Этот город был ненавистен ему, он понял это внезапно, и очень точно понял, что город как бы организовался, чтобы его, Жмакина, посадить в тюрьму, что эти Дома, и улицы, и магазины ему враждебны. На секунду он уловил даже как бы выражение лица города, смутное, предостерегающее, суровое. Он потер щеку шерстяной перчаткой и еще поглядел - все ерунда, город как город, пора пообедать, что ли! Но обедать он не шел, а стоял на морозе возле айсора - чистильщика сапог - и глядел, прищурив глаза, скривив бледное, красивое лицо, сжав губами незакуренную папироску. Был шестой час вечера. Уже стемнело, и народ двигался с работы сплошною стеною, город гудел и грохотал. Все разговаривали и смеялись, трамваи трещали звонками, какой-то парень, стоявший возле парадного, неподалеку от Жмакина, перекинул портфель из руки в руку и сделал движение вперед, к румяной девушке в шапке с большим помпоном. Она засмеялась, откинув назад голову и блестя зубами, и точно припала к плечу парня. Он крепко, легко и ловко взял ее под руку. Жмакин видел, как толпа в мгновение проглотила их обоих, даже помпон пропал ничего не осталось; опять шли люди с портфелями, смеялись и болтали, а он глядел на них и грыз мундштук папиросы.

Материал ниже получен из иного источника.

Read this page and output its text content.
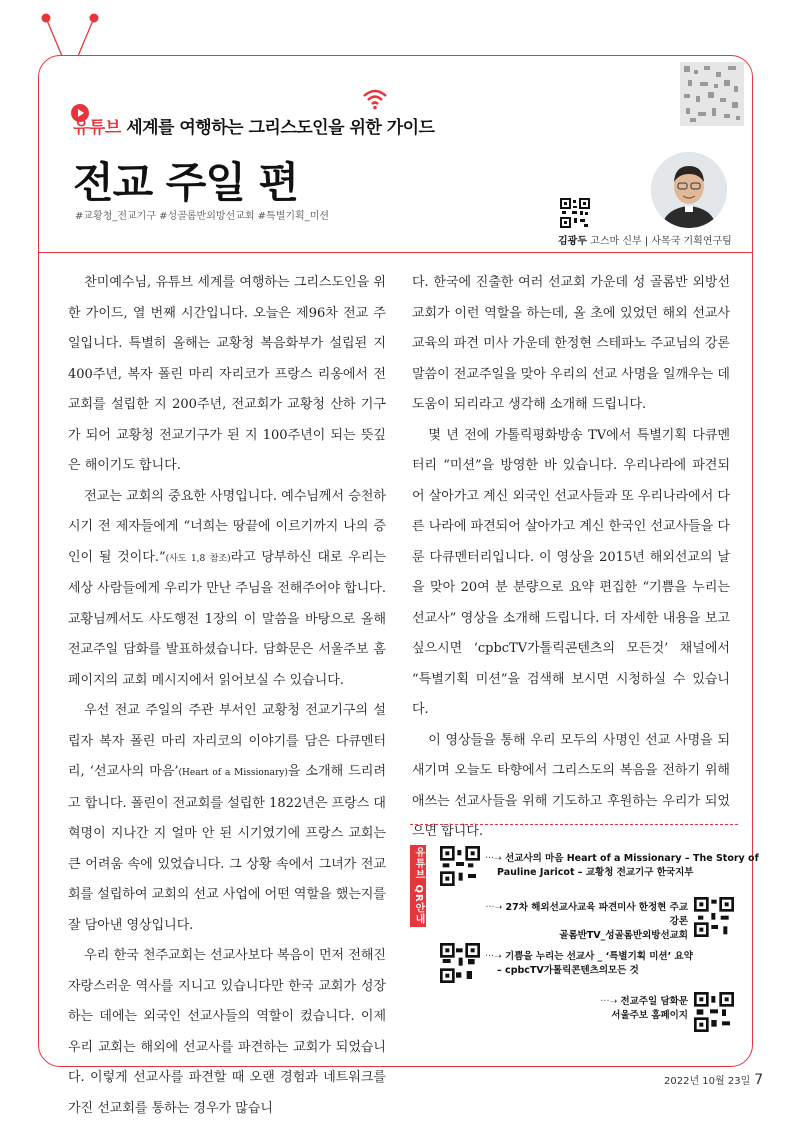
유튜브 세계를 여행하는 그리스도인을 위한 가이드
전교 주일 편
#교황청_전교기구 #성골롬반외방선교회 #특별기획_미션
김광두 고스마 신부 | 사목국 기획연구팀

찬미예수님, 유튜브 세계를 여행하는 그리스도인을 위한 가이드, 열 번째 시간입니다. 오늘은 제96차 전교 주일입니다. 특별히 올해는 교황청 복음화부가 설립된 지 400주년, 복자 폴린 마리 자리코가 프랑스 리옹에서 전교회를 설립한 지 200주년, 전교회가 교황청 산하 기구가 되어 교황청 전교기구가 된 지 100주년이 되는 뜻깊은 해이기도 합니다.

전교는 교회의 중요한 사명입니다. 예수님께서 승천하시기 전 제자들에게 “너희는 땅끝에 이르기까지 나의 증인이 될 것이다.”(사도 1,8 참조)라고 당부하신 대로 우리는 세상 사람들에게 우리가 만난 주님을 전해주어야 합니다. 교황님께서도 사도행전 1장의 이 말씀을 바탕으로 올해 전교주일 담화를 발표하셨습니다. 담화문은 서울주보 홈페이지의 교회 메시지에서 읽어보실 수 있습니다.

우선 전교 주일의 주관 부서인 교황청 전교기구의 설립자 복자 폴린 마리 자리코의 이야기를 담은 다큐멘터리, ‘선교사의 마음’(Heart of a Missionary)을 소개해 드리려고 합니다. 폴린이 전교회를 설립한 1822년은 프랑스 대혁명이 지나간 지 얼마 안 된 시기였기에 프랑스 교회는 큰 어려움 속에 있었습니다. 그 상황 속에서 그녀가 전교회를 설립하여 교회의 선교 사업에 어떤 역할을 했는지를 잘 담아낸 영상입니다.

우리 한국 천주교회는 선교사보다 복음이 먼저 전해진 자랑스러운 역사를 지니고 있습니다만 한국 교회가 성장하는 데에는 외국인 선교사들의 역할이 컸습니다. 이제 우리 교회는 해외에 선교사를 파견하는 교회가 되었습니다. 이렇게 선교사를 파견할 때 오랜 경험과 네트워크를 가진 선교회를 통하는 경우가 많습니

다. 한국에 진출한 여러 선교회 가운데 성 골롬반 외방선교회가 이런 역할을 하는데, 올 초에 있었던 해외 선교사 교육의 파견 미사 가운데 한정현 스테파노 주교님의 강론 말씀이 전교주일을 맞아 우리의 선교 사명을 일깨우는 데 도움이 되리라고 생각해 소개해 드립니다.

몇 년 전에 가톨릭평화방송 TV에서 특별기획 다큐멘터리 “미션”을 방영한 바 있습니다. 우리나라에 파견되어 살아가고 계신 외국인 선교사들과 또 우리나라에서 다른 나라에 파견되어 살아가고 계신 한국인 선교사들을 다룬 다큐멘터리입니다. 이 영상을 2015년 해외선교의 날을 맞아 20여 분 분량으로 요약 편집한 “기쁨을 누리는 선교사” 영상을 소개해 드립니다. 더 자세한 내용을 보고 싶으시면 ‘cpbcTV가톨릭콘텐츠의 모든것’ 채널에서 “특별기획 미션”을 검색해 보시면 시청하실 수 있습니다.

이 영상들을 통해 우리 모두의 사명인 선교 사명을 되새기며 오늘도 타향에서 그리스도의 복음을 전하기 위해 애쓰는 선교사들을 위해 기도하고 후원하는 우리가 되었으면 합니다.

유튜브 QR안내	···➝ 선교사의 마음 Heart of a Missionary – The Story of
Pauline Jaricot – 교황청 전교기구 한국지부
···➝ 27차 해외선교사교육 파견미사 한정현 주교 강론
골롬반TV_성골롬반외방선교회
···➝ 기쁨을 누리는 선교사 _ ‘특별기획 미션’ 요약
– cpbcTV가톨릭콘텐츠의모든 것
···➝ 전교주일 담화문
서울주보 홈페이지
2022년 10월 23일 7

Потом он поехал в поезде искать комнату, вылез в Лахте и стал стучаться в каждый дом подряд. Был тихий, морозный вечер. На шоссе стайками гуляла молодежь. Две гармонии не в лад играли марш. Две девушки в платках по самые брови таинственно на него поглядели. Еще одна неумело проехала на лыжах, кокетливо засмеялась, потеряла палку, охнула и, заверещав, упала в канаву. Жмакин помог ей выбраться и спросил про комнату.
- Да вон, Корчмаренки будто сдают, - сказала она, отряхивая снег, идите сюда, за забором влево.
Он пошел, подчиняясь маршу, доносившемуся с шоссе, подсвистывая, потирая озябшие уши. Во дворе Корчмаренко лаял простуженным голосом цепной пес. Жмакин свистнул ему и заметил, что пес с бородой и борода у него покрылась инеем. Алексей усмехнулся и, прежде чем стучать, взглянул в окно, незанавешенное и незамерзшее, видимо потому, что была открыта форточка.
Корчмаренки, сидя за большим, покрытым розовой клеенкой столом, пили чай. Кипел самовар. Какой-то парень здесь же что-то читал из маленькой книжечки, все смеялись, даже старуха, сидевшая у самовара, смеялась, закрывая глаза платочком. Сам Корчмаренко, здоровенный всклокоченный детина с пухом в волосах и в бороде, хохотал страшно, потом вдруг замирал, делая несколько даже страдающее лицо, и потом хохотал с новой силой, да еще и бил кулаком по столу...
"Во идиот!" - одобрительно подумал Алексей. Ему всегда нравились смешливые люди.
Молодая женщина с ребенком на руках стояла возле стола и тоже смеялась до слез, глядя на Корчмаренко. Наконец парень кончил читать, спрятал книжечку в карман, потом поднял палец и что-то сказал, наверное из прочитанного, потому что всклокоченный Корчмаренко вновь начал прыгать, стонать и выкрикивать так, что затрясся дом.
Жмакин постучал.
Ему открыла старуха, та, что сидела у самовара, и сказала, что комната, действительно, есть в мезонине. Алексей попросил показать "жилплощадь". В переднюю вошел сам Корчмаренко, наспех расчесывая бороду, и спросил - откуда Жмакин.
- Как откуда?
- Ну, откуда, одним словом. Где работаете?
В передней очутилась вся семья, и все глядели на Жмакина.